Egypt’s Mohamed Mursi sets sights on joining BRICS1 min read . Updated: 20 Mar 2013, 03:59 PM IST
Egypt’s President Mursi says he hoped bilateral trade with India could double from $5.2 bn to $10 bn ‘within next few years’
New Delhi: Egypt’s President Mohamed Mursi said Wednesday he hoped his country can join major emerging market peers in the BRICS group as he pitched for Indian investment in his country’s troubled economy.
Egypt has been battling to restore investor confidence, which has suffered a sharp downturn since the “Arab Spring" uprising that overthrew authoritarian president Hosni Mubarak in February 2011.
“I am hoping BRICS becomes E-BRICS with ‘E’ standing for Egypt" as the economy picks up, Mursi said as he ended a two-day visit to traditional ally India aimed at promoting bilateral trade and investment.

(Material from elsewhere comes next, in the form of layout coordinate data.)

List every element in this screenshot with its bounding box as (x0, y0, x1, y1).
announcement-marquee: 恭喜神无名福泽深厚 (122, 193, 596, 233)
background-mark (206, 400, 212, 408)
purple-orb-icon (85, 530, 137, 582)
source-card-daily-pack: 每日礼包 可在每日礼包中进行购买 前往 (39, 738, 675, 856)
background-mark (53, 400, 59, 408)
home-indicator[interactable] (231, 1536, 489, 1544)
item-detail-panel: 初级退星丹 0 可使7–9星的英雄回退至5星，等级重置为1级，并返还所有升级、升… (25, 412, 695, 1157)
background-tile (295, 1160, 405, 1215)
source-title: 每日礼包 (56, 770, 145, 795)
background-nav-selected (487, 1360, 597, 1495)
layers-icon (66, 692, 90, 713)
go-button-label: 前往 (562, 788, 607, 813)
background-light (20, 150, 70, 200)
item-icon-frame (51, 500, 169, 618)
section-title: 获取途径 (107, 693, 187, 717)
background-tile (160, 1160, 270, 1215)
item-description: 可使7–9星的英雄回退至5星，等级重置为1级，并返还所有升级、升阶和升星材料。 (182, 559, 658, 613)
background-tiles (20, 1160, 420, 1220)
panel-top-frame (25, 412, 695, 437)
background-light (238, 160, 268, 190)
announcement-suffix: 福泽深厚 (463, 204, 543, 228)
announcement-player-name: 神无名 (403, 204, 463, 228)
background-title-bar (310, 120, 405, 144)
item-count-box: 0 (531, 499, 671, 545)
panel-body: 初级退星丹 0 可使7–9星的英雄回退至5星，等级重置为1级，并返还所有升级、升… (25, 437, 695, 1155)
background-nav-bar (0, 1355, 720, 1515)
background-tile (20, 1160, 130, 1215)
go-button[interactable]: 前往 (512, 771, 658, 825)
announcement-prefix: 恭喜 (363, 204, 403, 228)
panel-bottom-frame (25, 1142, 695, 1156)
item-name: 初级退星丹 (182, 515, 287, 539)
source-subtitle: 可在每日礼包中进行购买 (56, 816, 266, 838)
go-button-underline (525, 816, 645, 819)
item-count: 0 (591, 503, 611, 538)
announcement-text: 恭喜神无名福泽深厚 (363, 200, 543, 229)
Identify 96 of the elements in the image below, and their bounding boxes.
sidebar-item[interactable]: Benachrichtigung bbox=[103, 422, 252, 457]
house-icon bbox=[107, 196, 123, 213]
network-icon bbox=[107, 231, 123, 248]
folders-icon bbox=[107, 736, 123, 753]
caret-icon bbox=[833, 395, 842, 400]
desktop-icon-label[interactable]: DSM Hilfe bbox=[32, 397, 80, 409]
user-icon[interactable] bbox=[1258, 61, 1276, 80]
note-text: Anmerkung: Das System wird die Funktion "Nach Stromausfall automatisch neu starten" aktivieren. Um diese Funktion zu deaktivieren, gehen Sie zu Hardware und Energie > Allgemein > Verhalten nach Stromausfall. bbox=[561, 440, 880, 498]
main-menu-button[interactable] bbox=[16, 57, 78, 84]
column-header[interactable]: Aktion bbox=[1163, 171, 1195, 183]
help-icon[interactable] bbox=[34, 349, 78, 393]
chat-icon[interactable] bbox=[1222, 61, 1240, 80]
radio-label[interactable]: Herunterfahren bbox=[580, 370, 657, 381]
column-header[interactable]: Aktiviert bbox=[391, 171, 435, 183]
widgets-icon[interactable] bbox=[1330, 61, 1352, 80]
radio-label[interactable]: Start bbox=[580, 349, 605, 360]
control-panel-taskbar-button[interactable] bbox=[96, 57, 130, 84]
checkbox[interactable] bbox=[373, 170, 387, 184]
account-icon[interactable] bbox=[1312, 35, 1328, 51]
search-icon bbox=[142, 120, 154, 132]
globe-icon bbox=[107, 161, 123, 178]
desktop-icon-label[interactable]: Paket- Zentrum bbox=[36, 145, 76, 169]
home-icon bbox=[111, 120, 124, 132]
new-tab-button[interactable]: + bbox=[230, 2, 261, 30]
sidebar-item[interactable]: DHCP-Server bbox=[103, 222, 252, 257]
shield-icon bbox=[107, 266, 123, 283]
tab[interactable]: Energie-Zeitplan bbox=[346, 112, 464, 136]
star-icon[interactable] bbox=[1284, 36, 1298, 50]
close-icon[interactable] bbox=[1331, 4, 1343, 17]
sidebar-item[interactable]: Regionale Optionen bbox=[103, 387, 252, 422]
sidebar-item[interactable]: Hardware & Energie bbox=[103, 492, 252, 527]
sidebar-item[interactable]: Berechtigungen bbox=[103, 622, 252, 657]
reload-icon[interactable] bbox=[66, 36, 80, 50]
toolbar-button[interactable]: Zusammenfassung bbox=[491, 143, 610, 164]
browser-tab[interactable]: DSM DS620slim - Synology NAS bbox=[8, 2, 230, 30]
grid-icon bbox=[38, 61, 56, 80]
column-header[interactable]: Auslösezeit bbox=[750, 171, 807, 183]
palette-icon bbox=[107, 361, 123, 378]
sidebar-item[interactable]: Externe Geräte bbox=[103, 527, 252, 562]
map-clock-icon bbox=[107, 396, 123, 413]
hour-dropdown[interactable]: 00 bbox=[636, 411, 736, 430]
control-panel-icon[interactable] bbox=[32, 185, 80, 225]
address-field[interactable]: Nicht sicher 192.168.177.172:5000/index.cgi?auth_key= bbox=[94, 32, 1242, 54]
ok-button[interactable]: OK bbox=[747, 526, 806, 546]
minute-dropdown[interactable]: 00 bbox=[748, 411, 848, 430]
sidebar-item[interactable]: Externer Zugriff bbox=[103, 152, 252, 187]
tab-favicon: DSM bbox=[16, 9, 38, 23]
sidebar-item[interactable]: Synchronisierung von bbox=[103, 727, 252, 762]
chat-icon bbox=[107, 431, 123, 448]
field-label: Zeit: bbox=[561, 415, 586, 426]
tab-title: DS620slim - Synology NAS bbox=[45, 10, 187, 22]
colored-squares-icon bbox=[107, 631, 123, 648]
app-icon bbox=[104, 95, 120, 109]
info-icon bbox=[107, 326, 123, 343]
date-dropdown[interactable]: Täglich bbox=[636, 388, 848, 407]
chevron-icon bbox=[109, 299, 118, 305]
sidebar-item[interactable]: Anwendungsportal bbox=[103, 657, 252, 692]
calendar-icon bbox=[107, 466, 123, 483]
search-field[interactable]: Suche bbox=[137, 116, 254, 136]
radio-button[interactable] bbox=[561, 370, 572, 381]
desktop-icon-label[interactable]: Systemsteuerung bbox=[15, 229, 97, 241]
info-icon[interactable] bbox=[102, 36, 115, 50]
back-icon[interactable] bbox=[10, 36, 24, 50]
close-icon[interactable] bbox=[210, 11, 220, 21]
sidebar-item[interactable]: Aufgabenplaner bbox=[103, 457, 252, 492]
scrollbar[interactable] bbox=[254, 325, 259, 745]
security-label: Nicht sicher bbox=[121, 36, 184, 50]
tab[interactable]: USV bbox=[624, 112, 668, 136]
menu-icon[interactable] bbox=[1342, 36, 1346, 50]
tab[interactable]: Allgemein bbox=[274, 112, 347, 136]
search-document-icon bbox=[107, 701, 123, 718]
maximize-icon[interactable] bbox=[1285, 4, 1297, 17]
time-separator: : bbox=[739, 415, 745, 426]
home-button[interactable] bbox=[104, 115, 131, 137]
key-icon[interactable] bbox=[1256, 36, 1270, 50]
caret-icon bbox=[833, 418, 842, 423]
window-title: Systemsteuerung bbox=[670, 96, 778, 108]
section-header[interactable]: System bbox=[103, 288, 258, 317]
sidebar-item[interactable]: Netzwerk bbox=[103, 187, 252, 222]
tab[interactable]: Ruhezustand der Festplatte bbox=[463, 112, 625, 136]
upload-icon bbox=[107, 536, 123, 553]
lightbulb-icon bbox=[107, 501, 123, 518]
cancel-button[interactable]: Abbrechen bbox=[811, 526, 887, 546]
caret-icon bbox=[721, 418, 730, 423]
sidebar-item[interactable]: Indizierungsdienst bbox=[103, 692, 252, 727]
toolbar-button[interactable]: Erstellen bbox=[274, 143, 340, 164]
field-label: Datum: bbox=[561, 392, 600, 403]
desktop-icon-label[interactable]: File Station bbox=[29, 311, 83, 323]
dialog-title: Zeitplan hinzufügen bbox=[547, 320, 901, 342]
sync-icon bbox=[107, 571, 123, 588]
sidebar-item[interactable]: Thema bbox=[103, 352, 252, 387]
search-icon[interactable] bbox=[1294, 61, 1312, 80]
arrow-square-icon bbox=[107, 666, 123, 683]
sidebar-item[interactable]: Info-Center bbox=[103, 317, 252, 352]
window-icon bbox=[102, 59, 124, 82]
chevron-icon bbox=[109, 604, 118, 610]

Mursi said he had been invited to attend the next summit in Durban this month of BRICS—an acronym for Brazil, Russia, India, China and recent member South Africa used to designate the bloc of large, fast-growing economies.
“Egypt is hoping to join this group," he told a business forum.
Mursi urged the BRICS nations at the Durban summit to push ahead with proposals for a joint south-south investment bank that would allow countries to pool resources for infrastructure and other projects.
Mursi, on his maiden trip to India since being elected in Egypt’s first free presidential polls, said his country is headed for a “new era" of development.
The President, who held talks with Prime Minister Manmohan Singh, added he hoped bilateral trade could double from $5.2 billion currently to $10 billion “within the next few years".
Mursi, who faces troubles at home with a lower court’s cancellation of a controversial parliamentary election he called for April, insisted his country is on the final leg of its transition to democracy.
“Egypt has been witnessing a transition toward democracy and we’re confident we’re ending this transition stage," said Mursi, who belongs to the Freedom and Justice Party, the Muslim Brotherhood’s political arm.
“This will help us achieve political stability and start a new era of economic development," he said, promising to welcome Indian investors.